Where Does Blogging Fit Into SEO
-
I read an article yesterday that said blogging comes under the heading of social media, which is at the top of the so called SEO pyramid. I have taken this to mean less time should be spent in social media compared to other areas of SEO.
Yet content creation was at the bottom of the pyramid (more time allocation here). Isn't blogging part of content creation?
I would have thought there is a limit to what can be done for service/product & landing pages. Whereas blogs are a great way to produce more unique content for a website.
Any clarification would be appreciated.
Thanks - Christina
-
Thanks for the clarification, that makes more sense.
Christina
-
I think that depends who you ask and how they build their blog into their website.
To me, a blog post is a way to publish quick content.... communicate in a couple of sentences or write a short article that can be done in a hour or two.
Real content (at least to me) is something more substantive - 500 to 5000 words accompanied by photos, charts, data.
If you do a little work to integrate your blog posts into your website then blog posts can be a lot more. They can be incorporated into FAQs, used in "related content" boxes that display across your site, be integrated with images and snippets into your category pages, and linked to for "more information" on your product pages... then you have more than a blog, you are using it like valuable content.
-
Thanks Andre, that's the opinion I had before I read the article.
Must be the amount of sun the UK is being exposed to, which is making me question my SEO knowledge.
-
I use my blog in the same way, I try to solve customers problems as well as my own, email it out to subscribers and share on social media channels.
However, the article I read made me wonder is there some weird difference between content and blogging.
-
The take away i assume you should have got from that article is that blogging is both a part Social and SEO.
- Google is attracted to fresh content. The more you blog, the more Google visits your website which in tern adds more content to its index resulting in more organic search traffic.
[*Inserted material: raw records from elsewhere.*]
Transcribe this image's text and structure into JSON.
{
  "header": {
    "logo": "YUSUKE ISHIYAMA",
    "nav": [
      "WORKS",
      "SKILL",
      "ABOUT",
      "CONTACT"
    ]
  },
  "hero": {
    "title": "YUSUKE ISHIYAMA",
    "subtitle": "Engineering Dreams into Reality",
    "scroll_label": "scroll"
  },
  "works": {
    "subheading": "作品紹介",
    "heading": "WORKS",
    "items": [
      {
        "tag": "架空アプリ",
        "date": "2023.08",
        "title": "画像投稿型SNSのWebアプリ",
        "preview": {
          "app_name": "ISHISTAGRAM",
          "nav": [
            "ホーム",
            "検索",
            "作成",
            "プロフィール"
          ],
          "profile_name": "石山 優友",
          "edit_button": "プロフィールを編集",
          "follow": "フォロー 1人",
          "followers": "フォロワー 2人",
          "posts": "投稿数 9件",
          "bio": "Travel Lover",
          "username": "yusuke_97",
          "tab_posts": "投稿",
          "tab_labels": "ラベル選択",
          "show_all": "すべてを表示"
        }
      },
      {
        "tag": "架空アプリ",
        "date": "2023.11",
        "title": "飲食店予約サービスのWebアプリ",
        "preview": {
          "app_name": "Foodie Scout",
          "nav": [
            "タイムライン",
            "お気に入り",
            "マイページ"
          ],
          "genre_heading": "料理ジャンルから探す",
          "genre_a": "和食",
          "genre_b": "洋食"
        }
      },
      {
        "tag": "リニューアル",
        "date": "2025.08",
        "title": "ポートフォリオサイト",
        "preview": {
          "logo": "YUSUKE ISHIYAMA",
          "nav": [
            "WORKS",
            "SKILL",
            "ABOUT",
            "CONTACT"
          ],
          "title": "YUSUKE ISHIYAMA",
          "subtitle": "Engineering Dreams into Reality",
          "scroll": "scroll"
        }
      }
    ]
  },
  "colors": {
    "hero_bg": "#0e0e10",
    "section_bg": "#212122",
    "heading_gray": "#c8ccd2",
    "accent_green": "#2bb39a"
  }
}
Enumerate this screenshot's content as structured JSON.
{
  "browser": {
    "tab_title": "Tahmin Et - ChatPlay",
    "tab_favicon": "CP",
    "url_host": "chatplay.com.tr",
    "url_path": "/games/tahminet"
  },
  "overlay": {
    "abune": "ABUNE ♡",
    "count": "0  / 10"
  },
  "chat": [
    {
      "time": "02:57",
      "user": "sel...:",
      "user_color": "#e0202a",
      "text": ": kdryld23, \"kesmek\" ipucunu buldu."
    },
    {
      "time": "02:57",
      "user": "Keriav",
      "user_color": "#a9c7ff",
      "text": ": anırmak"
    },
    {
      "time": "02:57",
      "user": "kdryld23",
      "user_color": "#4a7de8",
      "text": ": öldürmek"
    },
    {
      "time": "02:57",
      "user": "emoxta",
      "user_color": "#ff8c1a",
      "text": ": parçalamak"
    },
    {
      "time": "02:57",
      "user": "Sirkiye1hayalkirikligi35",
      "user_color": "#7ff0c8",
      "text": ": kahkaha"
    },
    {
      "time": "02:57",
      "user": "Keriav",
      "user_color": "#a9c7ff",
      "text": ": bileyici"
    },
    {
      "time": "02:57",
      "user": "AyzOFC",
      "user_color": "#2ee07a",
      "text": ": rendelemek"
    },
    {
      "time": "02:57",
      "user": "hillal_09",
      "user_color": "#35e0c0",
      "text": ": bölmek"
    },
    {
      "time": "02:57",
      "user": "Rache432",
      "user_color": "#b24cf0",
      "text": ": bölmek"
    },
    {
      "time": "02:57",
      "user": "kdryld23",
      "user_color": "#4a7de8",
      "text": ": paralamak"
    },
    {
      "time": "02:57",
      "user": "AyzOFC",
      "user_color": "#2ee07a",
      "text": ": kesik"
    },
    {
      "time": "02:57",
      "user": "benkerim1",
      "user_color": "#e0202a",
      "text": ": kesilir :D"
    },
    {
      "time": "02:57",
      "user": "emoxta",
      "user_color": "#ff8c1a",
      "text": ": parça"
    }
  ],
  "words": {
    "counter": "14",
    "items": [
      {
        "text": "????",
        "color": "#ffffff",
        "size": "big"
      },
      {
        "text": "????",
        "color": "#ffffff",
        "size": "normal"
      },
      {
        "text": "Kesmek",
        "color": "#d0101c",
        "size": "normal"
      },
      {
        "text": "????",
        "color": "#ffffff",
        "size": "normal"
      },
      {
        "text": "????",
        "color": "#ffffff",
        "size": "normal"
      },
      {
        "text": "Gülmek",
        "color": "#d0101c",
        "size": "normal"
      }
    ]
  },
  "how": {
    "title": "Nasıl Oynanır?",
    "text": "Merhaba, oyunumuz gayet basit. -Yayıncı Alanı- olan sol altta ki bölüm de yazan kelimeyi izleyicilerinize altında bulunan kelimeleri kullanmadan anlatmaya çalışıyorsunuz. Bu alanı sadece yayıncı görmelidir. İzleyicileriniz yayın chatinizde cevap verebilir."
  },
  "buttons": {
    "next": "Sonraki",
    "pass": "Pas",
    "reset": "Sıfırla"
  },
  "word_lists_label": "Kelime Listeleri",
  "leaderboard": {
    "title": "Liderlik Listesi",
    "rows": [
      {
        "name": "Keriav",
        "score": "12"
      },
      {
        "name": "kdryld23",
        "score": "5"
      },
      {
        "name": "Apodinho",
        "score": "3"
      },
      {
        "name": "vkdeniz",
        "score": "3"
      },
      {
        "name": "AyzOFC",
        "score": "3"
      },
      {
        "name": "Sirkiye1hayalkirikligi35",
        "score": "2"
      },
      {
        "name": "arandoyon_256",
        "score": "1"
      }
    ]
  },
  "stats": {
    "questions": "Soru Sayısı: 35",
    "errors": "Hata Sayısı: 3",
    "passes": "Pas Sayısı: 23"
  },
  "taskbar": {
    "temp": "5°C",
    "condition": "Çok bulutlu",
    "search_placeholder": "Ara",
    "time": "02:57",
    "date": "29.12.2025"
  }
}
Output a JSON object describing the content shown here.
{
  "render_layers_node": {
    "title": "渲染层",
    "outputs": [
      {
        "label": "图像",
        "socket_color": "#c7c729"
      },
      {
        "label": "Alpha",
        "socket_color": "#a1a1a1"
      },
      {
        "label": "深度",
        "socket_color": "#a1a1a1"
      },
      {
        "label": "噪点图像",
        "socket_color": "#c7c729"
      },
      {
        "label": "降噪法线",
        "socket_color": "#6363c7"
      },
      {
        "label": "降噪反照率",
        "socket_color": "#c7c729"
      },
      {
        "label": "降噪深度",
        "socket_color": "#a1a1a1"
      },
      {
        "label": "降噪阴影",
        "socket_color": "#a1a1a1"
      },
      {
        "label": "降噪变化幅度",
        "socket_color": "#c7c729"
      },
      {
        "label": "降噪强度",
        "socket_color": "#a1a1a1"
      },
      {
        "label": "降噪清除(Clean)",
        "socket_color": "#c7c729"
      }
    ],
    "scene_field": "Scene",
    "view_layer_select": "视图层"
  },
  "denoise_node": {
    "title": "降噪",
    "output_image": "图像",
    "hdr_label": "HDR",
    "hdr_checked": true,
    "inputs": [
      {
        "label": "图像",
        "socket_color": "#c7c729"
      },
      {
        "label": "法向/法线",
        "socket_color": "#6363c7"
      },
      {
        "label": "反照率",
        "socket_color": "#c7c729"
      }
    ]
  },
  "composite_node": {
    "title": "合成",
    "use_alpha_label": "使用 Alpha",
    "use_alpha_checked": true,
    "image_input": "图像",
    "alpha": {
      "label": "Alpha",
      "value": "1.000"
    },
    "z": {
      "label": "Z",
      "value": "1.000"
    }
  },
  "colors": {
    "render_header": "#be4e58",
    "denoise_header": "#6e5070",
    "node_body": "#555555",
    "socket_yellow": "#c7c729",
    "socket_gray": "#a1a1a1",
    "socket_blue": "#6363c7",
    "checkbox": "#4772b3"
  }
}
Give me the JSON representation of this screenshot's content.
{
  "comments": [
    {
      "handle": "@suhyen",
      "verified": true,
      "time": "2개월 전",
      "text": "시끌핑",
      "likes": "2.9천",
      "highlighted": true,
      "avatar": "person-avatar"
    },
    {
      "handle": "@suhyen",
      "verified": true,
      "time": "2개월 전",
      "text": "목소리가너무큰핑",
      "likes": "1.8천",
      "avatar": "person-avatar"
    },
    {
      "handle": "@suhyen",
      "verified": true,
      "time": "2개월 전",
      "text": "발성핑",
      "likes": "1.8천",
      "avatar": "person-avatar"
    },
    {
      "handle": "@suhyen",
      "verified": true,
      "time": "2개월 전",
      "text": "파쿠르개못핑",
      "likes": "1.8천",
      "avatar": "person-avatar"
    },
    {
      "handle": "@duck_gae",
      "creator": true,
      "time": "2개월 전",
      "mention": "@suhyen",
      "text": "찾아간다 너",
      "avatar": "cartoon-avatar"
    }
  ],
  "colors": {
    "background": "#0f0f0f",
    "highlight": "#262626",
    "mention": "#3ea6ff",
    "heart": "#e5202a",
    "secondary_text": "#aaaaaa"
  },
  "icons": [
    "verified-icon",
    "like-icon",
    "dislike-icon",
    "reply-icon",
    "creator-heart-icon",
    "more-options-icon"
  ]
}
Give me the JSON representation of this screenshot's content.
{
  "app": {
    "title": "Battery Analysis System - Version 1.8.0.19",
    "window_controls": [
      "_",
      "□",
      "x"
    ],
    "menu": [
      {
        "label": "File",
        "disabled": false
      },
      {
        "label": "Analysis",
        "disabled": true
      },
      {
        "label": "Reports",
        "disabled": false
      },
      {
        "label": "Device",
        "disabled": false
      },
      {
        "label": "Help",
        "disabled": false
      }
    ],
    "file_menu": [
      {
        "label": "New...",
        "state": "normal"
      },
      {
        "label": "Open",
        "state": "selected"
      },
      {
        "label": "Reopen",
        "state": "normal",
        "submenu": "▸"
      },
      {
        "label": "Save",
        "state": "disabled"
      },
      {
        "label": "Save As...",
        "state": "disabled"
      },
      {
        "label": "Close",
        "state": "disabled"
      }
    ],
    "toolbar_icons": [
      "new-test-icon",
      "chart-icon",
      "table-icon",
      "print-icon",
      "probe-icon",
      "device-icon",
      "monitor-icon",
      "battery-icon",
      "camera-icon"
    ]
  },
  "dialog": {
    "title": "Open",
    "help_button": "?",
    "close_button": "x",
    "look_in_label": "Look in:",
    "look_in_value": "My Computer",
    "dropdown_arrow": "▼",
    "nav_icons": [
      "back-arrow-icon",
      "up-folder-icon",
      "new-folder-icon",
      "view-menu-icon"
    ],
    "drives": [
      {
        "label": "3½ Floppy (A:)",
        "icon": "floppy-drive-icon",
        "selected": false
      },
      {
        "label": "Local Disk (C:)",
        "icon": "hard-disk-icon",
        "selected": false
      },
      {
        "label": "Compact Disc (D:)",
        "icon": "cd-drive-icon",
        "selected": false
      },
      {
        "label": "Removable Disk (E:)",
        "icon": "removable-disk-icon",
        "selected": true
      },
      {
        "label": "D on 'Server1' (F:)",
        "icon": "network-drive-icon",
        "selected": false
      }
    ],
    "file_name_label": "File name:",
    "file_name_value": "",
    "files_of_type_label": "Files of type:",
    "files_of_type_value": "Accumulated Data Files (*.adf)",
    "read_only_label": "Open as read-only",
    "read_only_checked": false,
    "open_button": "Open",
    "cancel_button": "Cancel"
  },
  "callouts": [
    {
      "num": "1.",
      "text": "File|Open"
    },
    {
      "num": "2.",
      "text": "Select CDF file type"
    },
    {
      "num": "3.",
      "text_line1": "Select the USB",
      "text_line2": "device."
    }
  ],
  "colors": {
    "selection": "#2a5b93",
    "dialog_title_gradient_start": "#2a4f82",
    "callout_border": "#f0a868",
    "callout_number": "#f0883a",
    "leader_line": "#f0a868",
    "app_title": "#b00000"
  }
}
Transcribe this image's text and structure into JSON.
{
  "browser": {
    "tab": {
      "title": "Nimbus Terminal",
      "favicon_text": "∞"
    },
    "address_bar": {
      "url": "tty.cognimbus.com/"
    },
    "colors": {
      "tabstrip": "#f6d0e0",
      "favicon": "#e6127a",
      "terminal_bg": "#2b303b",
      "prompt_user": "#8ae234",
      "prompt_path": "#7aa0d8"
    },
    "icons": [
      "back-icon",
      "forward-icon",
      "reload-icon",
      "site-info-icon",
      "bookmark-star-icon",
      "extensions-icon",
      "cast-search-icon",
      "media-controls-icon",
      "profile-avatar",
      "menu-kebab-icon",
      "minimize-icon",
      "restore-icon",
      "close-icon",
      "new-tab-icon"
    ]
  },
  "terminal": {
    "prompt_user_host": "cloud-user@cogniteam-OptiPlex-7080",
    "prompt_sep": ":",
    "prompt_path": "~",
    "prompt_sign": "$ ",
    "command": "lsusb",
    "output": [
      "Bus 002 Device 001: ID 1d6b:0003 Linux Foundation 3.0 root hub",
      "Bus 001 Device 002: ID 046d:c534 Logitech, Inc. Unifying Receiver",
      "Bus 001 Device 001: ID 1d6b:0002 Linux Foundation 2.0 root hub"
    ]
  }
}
2.) Blogging on your site is a great way to engage with your customers and visitors on your site. The same way you engage in Social media. Blogging and sharing the content on social platforms is essentially a part of your social strategy.
In a nutshell, creating blog posts oftent increases the engagement you have with your audience (on social channels as well as comments on your blog) and at the same time improves the over all SEO of your site.
Hope that helps!
Greg
-
Here is how blogging works for me...
On a retail site I have a blog where I post on topics such as"how to use the product"... "how to select the product"... "how to fix the product".. "show what was made with the product"... "history of the product".... "answers to the most common questions we get about the product":.. "off-the-wall stuff about the product and trivia".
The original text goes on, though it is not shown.